4. Don't be an overenthusiastic fan. Last year, a few Cornell females were invited to party with Snoop and his crew at their hotel. Although Snoop was not present, the man in the green velour hat (the member of Snoop's entourage that was gyrating awkwardly on the stage) was not only in attendance, but overly hospitable, reassuring one woman that he would take her to Snoop. After leading her to a private room, he took off his hat, poured her a drink and pulled out a blunt. "It was at that point that I realized that the man in the green hat was not nearly as young, lively or cool as he appeared to be when he was on stage. When he began to sweet talk me, I realized that the fame was not worth it and I ran back to my friends," the woman shares. Although a similar scenario seems less likely to arise this year (little boy Ben seems a little too straight-edged to have such friends), just remember that the stage temporarily masks sketch factor.

5. Take advantage of the perks. Other colleges have similar annual celebrations like Slope Day, but I doubt their student clubs unite together to provide such terrific incentives as do Cornell's organizations. Don't want to take a wallet with you? Student Assembly, the Greek governing councils and the Residential Student Community get into the spirit of the day, buying food vouchers and distributing them for free to students in Collegetown, Greek houses and dorms, respectively. Looking for fun activities to start your morning? Slopefest, the day-long celebration on Ho Plaza, features free contests and giveaways.

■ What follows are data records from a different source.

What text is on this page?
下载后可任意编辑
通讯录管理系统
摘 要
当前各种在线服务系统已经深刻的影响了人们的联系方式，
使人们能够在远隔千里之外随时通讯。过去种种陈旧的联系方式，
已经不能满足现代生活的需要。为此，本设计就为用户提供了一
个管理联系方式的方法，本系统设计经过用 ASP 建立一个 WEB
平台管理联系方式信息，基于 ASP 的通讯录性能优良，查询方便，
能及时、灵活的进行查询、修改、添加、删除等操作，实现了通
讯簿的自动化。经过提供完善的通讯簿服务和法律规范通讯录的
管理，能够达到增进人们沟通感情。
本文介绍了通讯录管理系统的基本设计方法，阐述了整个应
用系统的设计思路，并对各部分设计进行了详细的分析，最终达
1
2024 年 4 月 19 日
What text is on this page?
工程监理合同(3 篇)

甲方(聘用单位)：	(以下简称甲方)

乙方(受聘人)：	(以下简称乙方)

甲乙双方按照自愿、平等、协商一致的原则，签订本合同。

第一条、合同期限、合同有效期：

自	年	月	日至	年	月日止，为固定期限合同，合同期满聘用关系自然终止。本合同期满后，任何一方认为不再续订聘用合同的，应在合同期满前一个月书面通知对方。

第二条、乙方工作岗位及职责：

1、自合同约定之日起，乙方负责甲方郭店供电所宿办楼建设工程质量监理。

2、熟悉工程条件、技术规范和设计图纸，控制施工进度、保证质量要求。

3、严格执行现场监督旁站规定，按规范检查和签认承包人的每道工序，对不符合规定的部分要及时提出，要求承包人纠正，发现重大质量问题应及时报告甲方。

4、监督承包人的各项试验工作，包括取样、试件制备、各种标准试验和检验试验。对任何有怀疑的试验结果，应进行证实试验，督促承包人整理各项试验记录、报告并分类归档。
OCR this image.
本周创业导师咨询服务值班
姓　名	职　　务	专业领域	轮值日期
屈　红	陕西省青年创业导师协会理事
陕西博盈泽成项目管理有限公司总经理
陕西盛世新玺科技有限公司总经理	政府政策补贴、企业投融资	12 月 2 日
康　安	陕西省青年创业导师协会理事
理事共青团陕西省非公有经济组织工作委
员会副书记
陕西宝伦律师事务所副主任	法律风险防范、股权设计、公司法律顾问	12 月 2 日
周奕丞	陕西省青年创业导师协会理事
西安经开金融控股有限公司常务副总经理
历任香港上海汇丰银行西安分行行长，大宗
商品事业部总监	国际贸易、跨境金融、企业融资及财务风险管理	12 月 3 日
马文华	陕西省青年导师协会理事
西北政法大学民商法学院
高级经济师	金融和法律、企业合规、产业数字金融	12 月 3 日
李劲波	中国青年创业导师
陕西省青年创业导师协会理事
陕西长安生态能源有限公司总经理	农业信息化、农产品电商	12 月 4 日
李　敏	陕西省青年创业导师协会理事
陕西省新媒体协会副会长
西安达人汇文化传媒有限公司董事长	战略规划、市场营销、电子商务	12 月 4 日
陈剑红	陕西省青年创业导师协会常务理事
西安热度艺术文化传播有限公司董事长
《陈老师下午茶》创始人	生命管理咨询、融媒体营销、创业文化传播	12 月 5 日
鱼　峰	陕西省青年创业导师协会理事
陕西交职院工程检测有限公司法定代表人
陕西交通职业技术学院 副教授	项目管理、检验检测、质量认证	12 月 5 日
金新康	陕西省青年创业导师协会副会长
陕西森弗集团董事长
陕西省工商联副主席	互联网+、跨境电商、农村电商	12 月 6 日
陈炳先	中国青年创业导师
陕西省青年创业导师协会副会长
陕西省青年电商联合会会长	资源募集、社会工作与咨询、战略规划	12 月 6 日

By keeping those five tips in mind, your Slope Day is sure to be a success. I'll end this column, my last of the year, with a final piece of advice. Each year, I rediscover at the end of the day how much mud can accumulate on one's feet after dancing for hours on a grassy Slope that has been churned up by 20,000 feet. While you might have enjoyed every minute of it, your Kate Spades (or Miu Mius, BCBGs, Choos, etc.) surely won't. So leave the cute shoes at home: flip-flops are the official footwear of Slope Day.